Column: Another Kind Of Recruiting In Jeopardy
Published: Thursday, April 19, 2012
Updated: Wednesday, January 9, 2013 18:01
I showed a recently accepted student and fellow Texan around campus last Saturday. After discussing our beautiful campus and academics for a little bit, the conversation then switched to athletics. She talked about how it was going to be an adjustment for her if she came here since, “There isn’t really a football team at Boston College. Instead of that, it’s just hockey, right?”
After chuckling for a second, I informed her that there is, in fact, a football team at BC and that it actually used to be pretty good. It relieved her fears some, but later that day I began to worry. If prospective students choosing between BC and other universities don’t even know that BC has a football program, especially those students coming from below the Mason-Dixon Line, then we have a problem.

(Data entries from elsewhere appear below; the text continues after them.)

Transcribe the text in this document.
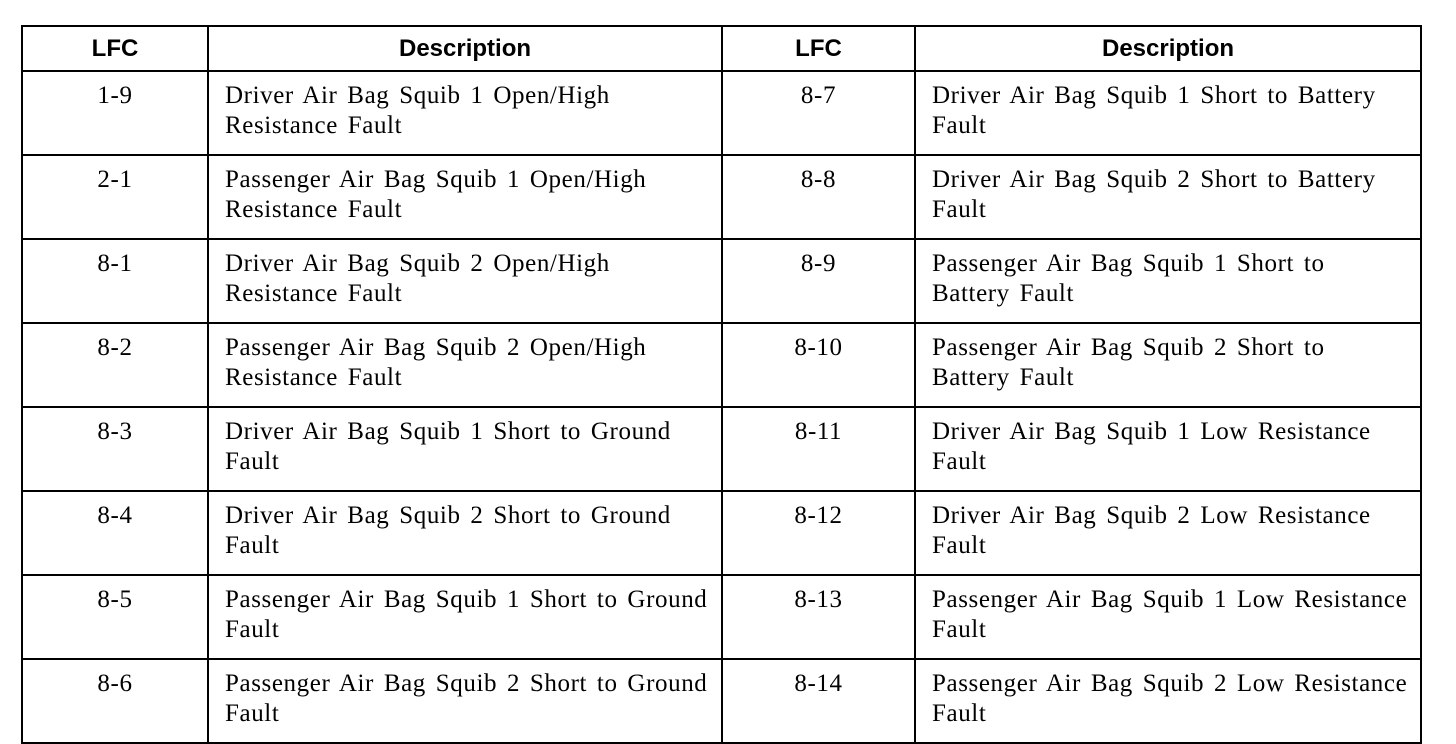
LFC	Description	LFC	Description
1-9	Driver Air Bag Squib 1 Open/High Resistance Fault	8-7	Driver Air Bag Squib 1 Short to Battery Fault
2-1	Passenger Air Bag Squib 1 Open/High Resistance Fault	8-8	Driver Air Bag Squib 2 Short to Battery Fault
8-1	Driver Air Bag Squib 2 Open/High Resistance Fault	8-9	Passenger Air Bag Squib 1 Short to Battery Fault
8-2	Passenger Air Bag Squib 2 Open/High Resistance Fault	8-10	Passenger Air Bag Squib 2 Short to Battery Fault
8-3	Driver Air Bag Squib 1 Short to Ground Fault	8-11	Driver Air Bag Squib 1 Low Resistance Fault
8-4	Driver Air Bag Squib 2 Short to Ground Fault	8-12	Driver Air Bag Squib 2 Low Resistance Fault
8-5	Passenger Air Bag Squib 1 Short to Ground Fault	8-13	Passenger Air Bag Squib 1 Low Resistance Fault
8-6	Passenger Air Bag Squib 2 Short to Ground Fault	8-14	Passenger Air Bag Squib 2 Low Resistance Fault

I love the hockey program here, but I was skeptical at first, just like most students not from around here would be. I did not think that anything would be able to top my love for football and basketball. By January, though, I had been completely converted into a full-fledged hockey fan—showing up to every game and following the team as closely as I could. It’s an easy thing to get wrapped up in, given the excitement generated throughout the student body, as well as that indefinable touch provided by coach Jerry York.
As great as the hockey program is, national name recognition through athletics, an admitted goal of the athletic department, can only be truly accomplished in football and maybe basketball. A National Championship in hockey registers in the Northeast, but it doesn’t register in the South and it doesn’t register out on the West Coast. Some high-schoolers in those other parts of the country that don’t follow or care about hockey may start paying less attention to BC if things don’t turn around soon. The continued decline of the football program over the past few years has begun to not only hurt the recruiting of high-quality athletes, but more importantly, it’s beginning to hurt the recruiting of high-quality students.

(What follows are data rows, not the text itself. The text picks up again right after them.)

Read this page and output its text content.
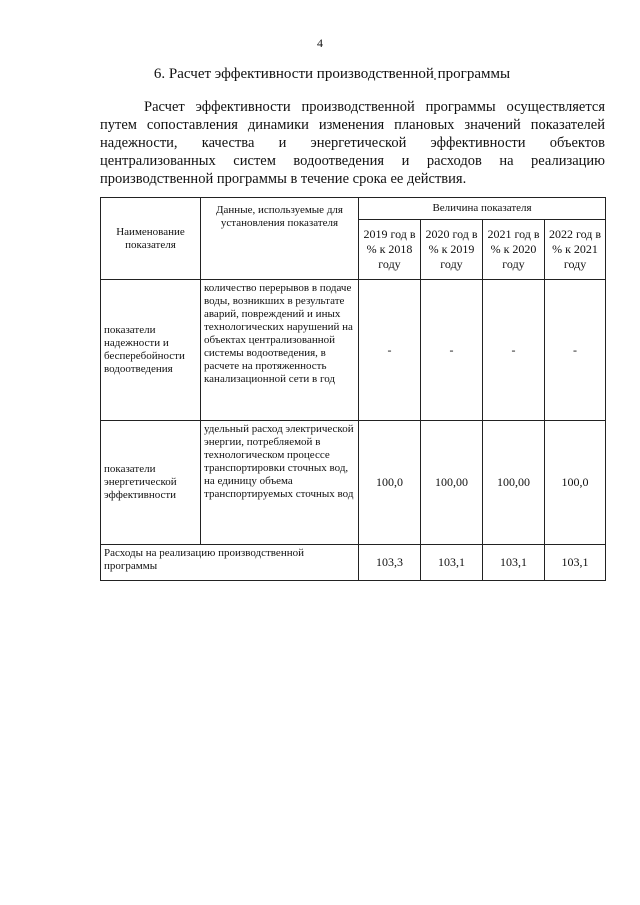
4
6. Расчет эффективности производственной программы

Расчет эффективности производственной программы осуществляется путем сопоставления динамики изменения плановых значений показателей надежности, качества и энергетической эффективности объектов централизованных систем водоотведения и расходов на реализацию производственной программы в течение срока ее действия.

Наименование показателя	Данные, используемые для установления показателя	Величина показателя			
		2019 год в % к 2018 году	2020 год в % к 2019 году	2021 год в % к 2020 году	2022 год в % к 2021 году
показатели надежности и бесперебойности водоотведения	количество перерывов в подаче воды, возникших в результате аварий, повреждений и иных технологических нарушений на объектах централизованной системы водоотведения, в расчете на протяженность канализационной сети в год	-	-	-	-
показатели энергетической эффективности	удельный расход электрической энергии, потребляемой в технологическом процессе транспортировки сточных вод, на единицу объема транспортируемых сточных вод	100,0	100,00	100,00	100,0
Расходы на реализацию производственной программы		103,3	103,1	103,1	103,1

The Matt Ryan heyday of BC football definitely was not the reason I chose to come here, but it was a reason why I visited the campus in the first place. Only for a tiny minority of students will football play a decisive role in their college decision, but it will always be a factor for a good portion, especially those from the South (Just for clarification, I’m not actually from the South. I’m from Texas. There’s a big difference). We don’t want to start losing students to comparable academic institutions like Northwestern, Vanderbilt, or (God forbid) Duke because they have surpassed us in football. If football doesn’t define every day of the week for most southern students like it does in Friday Night Lights, it at least plays an important role in their Fridays and Saturdays. Obviously, a ton of factors work into anyone’s final college decision, but giving up that almost sacred connection to the turf and our tailgates would be an extremely difficult choice to make. I came here believing that I wouldn’t have to give it up. Some prospective students are starting to believe they would, and that’s scary. The same goes not just in the South but on the West Coast as well. Hockey does not dominate the conversation out there the same way that football does.
All of these issues bring up some sobering questions. If more and more students looking for a decent football team to cheer on during their college experience begin to look elsewhere, then whenever this program eventually turns things around will there be any students around to care? Or will the Heights be full of apathetic sports fans unable to get excited about going to Alumni on Saturday afternoons? How many prospective students will we lose because of football, and how many students won’t even hear about BC that would have if we had more nationally televised games like we did five years ago? Honestly, it’s the only reason a kid from Austin like me made the trek up here.
The academics, the campus, the people, and the city of Boston ultimately made me choose BC over my other options last year, but I probably wouldn’t have even had BC on my list if it weren’t for Matt Ryan and Jeff Jagodzinksi. Maybe it’s just me, but I’m worried more people outside of the Northeast won’t have BC on their list either if we keep having losing seasons on the field.